Graduate Student Campus Climate Studies
The Office of Graduate and Professional Studies facilitates an assessment of the graduate student campus climate once every three years, based on the directives of the Texas A&M University Diversity Plan (Office of the Vice President and Associate Provost for Diversity, 2009) and goals identified in Vision 2020: Creating a Culture of Excellence (Vision 2020). The University Diversity Plan comprises three elements: accountability, climate, and equity.
At Texas A&M University, “we routinely assess the climate to understand how the climate is perceived and experienced by faculty, administrators, staff, and students.” (diversity.tamu.edu)
The primary purpose of the graduate student campus climate assessment is to gain a comprehensive understanding of the experiences and perspectives that graduate students share during their time at Texas A&M University. In response, the University can generate activities that contribute to a climate of understanding, respect, acceptance, and teamwork.
Spring 2012 Survey
In the spring of 2012, the Texas A&M Office of Graduate and Professional Studies partnered with the Graduate Student Campus Climate Guiding Committee to facilitate the first assessment of university-wide graduate student campus climate. All master’s and doctoral students (College Station campus) were invited to take the survey, and a total of 1,410 (15.5%) students responded.

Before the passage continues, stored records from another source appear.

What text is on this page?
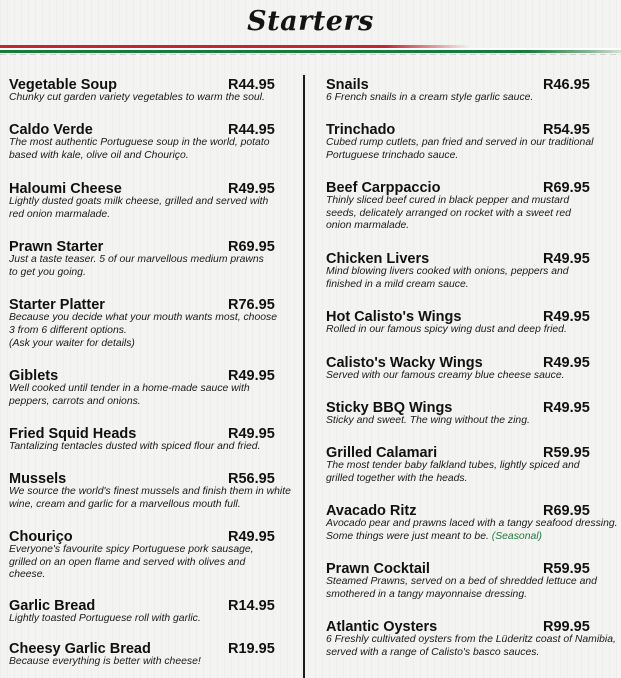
Starters
Vegetable Soup	R44.95
Chunky cut garden variety vegetables to warm the soul.
Caldo Verde	R44.95
The most authentic Portuguese soup in the world, potato based with kale, olive oil and Chouriço.
Haloumi Cheese	R49.95
Lightly dusted goats milk cheese, grilled and served with red onion marmalade.
Prawn Starter	R69.95
Just a taste teaser. 5 of our marvellous medium prawns to get you going.
Starter Platter	R76.95
Because you decide what your mouth wants most, choose 3 from 6 different options.
(Ask your waiter for details)
Giblets	R49.95
Well cooked until tender in a home-made sauce with peppers, carrots and onions.
Fried Squid Heads	R49.95
Tantalizing tentacles dusted with spiced flour and fried.
Mussels	R56.95
We source the world's finest mussels and finish them in white wine, cream and garlic for a marvellous mouth full.
Chouriço	R49.95
Everyone's favourite spicy Portuguese pork sausage, grilled on an open flame and served with olives and cheese.
Garlic Bread	R14.95
Lightly toasted Portuguese roll with garlic.
Cheesy Garlic Bread	R19.95
Because everything is better with cheese!
Snails	R46.95
6 French snails in a cream style garlic sauce.
Trinchado	R54.95
Cubed rump cutlets, pan fried and served in our traditional Portuguese trinchado sauce.
Beef Carppaccio	R69.95
Thinly sliced beef cured in black pepper and mustard seeds, delicately arranged on rocket with a sweet red onion marmalade.
Chicken Livers	R49.95
Mind blowing livers cooked with onions, peppers and finished in a mild cream sauce.
Hot Calisto's Wings	R49.95
Rolled in our famous spicy wing dust and deep fried.
Calisto's Wacky Wings	R49.95
Served with our famous creamy blue cheese sauce.
Sticky BBQ Wings	R49.95
Sticky and sweet. The wing without the zing.
Grilled Calamari	R59.95
The most tender baby falkland tubes, lightly spiced and grilled together with the heads.
Avacado Ritz	R69.95
Avocado pear and prawns laced with a tangy seafood dressing. Some things were just meant to be. (Seasonal)
Prawn Cocktail	R59.95
Steamed Prawns, served on a bed of shredded lettuce and smothered in a tangy mayonnaise dressing.
Atlantic Oysters	R99.95
6 Freshly cultivated oysters from the Lüderitz coast of Namibia, served with a range of Calisto's basco sauces.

The survey results helped identify both strengths and challenges related to graduate student campus climate, including four issues that were considered high priority:
- Overall campus climate for underrepresented graduate students
- Institutional commitment to and perceived value of diversity
- Instances of incivility and inappropriate behavior, and
- Quality of life concerns
These issues were studied in-depth and recommendations were made for improvement, with input from various graduate student groups across campus.
Overall, results of the campus climate study were positive, with 74% agreed they felt prepared for the future career, 75% reporting that they were satisfied with their academic department, and 81% agreed that they were glad to have attended Texas A&M. Re-assessments will be made every three years, to ensure that recommendations and policy changes will have the desired results. Though the current survey makes strides towards the ideal, only with the lasting commitment of the entire campus community will Texas A&M succeed in attaining an optimal campus climate welcoming and respectful to all.